Ayrault s'engage pour la fusion des Pays de la Loire avec la Bretagne

FRANCE
REGIONS – L’ancien Premier ministre et ex-maire de Nantes signe, avec 17 autres parlementaires des Pays de la Loire une fusion de la région avec les Pays de la Loire, option pour l’instant écartée par le gouvernement.
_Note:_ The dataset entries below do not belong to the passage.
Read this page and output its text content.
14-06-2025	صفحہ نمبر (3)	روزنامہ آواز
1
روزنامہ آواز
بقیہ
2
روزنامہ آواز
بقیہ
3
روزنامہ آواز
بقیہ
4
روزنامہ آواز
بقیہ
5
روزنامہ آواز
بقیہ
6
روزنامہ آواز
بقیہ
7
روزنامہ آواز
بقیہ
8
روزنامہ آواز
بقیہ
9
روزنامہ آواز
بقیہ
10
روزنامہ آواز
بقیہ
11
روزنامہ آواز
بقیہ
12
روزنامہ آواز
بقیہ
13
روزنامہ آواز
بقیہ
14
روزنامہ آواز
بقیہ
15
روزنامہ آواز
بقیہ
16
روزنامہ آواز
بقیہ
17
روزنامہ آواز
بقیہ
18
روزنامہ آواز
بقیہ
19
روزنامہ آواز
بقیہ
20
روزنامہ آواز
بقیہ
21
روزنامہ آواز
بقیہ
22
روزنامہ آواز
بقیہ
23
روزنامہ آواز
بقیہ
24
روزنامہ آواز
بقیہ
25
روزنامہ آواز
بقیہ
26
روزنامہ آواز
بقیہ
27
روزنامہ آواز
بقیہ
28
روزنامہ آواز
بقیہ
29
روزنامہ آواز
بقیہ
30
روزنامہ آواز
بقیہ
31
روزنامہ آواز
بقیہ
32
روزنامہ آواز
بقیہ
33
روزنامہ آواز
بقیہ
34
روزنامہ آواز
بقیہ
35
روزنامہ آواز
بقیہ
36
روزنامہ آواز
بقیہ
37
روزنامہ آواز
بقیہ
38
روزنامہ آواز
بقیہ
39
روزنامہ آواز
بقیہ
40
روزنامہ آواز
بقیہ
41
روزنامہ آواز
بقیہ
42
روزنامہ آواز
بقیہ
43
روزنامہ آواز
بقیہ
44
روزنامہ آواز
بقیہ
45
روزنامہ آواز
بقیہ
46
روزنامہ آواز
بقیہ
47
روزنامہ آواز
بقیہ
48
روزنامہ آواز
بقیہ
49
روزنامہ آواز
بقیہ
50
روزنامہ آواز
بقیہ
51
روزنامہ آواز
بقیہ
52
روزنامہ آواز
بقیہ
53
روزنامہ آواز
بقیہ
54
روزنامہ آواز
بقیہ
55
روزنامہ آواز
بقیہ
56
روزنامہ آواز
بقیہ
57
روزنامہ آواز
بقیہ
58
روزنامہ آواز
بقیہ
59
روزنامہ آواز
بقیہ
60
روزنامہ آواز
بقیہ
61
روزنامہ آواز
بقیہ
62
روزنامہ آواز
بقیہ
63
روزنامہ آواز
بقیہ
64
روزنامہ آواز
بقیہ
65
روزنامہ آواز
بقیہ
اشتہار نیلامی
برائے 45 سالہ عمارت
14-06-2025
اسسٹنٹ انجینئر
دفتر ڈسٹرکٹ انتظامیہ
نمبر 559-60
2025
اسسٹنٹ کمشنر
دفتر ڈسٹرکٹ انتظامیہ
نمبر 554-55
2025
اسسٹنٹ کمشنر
Non au statu-quo. Oui à la fusion. Jean-Marc Ayrault a choisi son camp, dans le cadre de la réforme des régions. Dans une tribune publique parue ce mardi dans Libération intitulée "A l’Ouest, que du nouveau" , l’ancien Premier ministre et ex-maire de Nantes, redevenu député PS des Pays de la Loire signe un appel à une fusion avec la Bretagne. L’option est pour l’instant écartée du projet de refonte territoriale du gouvernement, qui laisse les deux régions inchangées.

"Parlementaires des Pays de la Loire, nous connaissons les dynamiques de coopération et de développement à l'œuvre entre notre région et la Bretagne", écrivent les parlementaires. "Cette densité de projets communs est unique. Elle n'existe avec aucune autre région voisine. Le socle des relations entre nos deux territoires est un appel à aller plus loin."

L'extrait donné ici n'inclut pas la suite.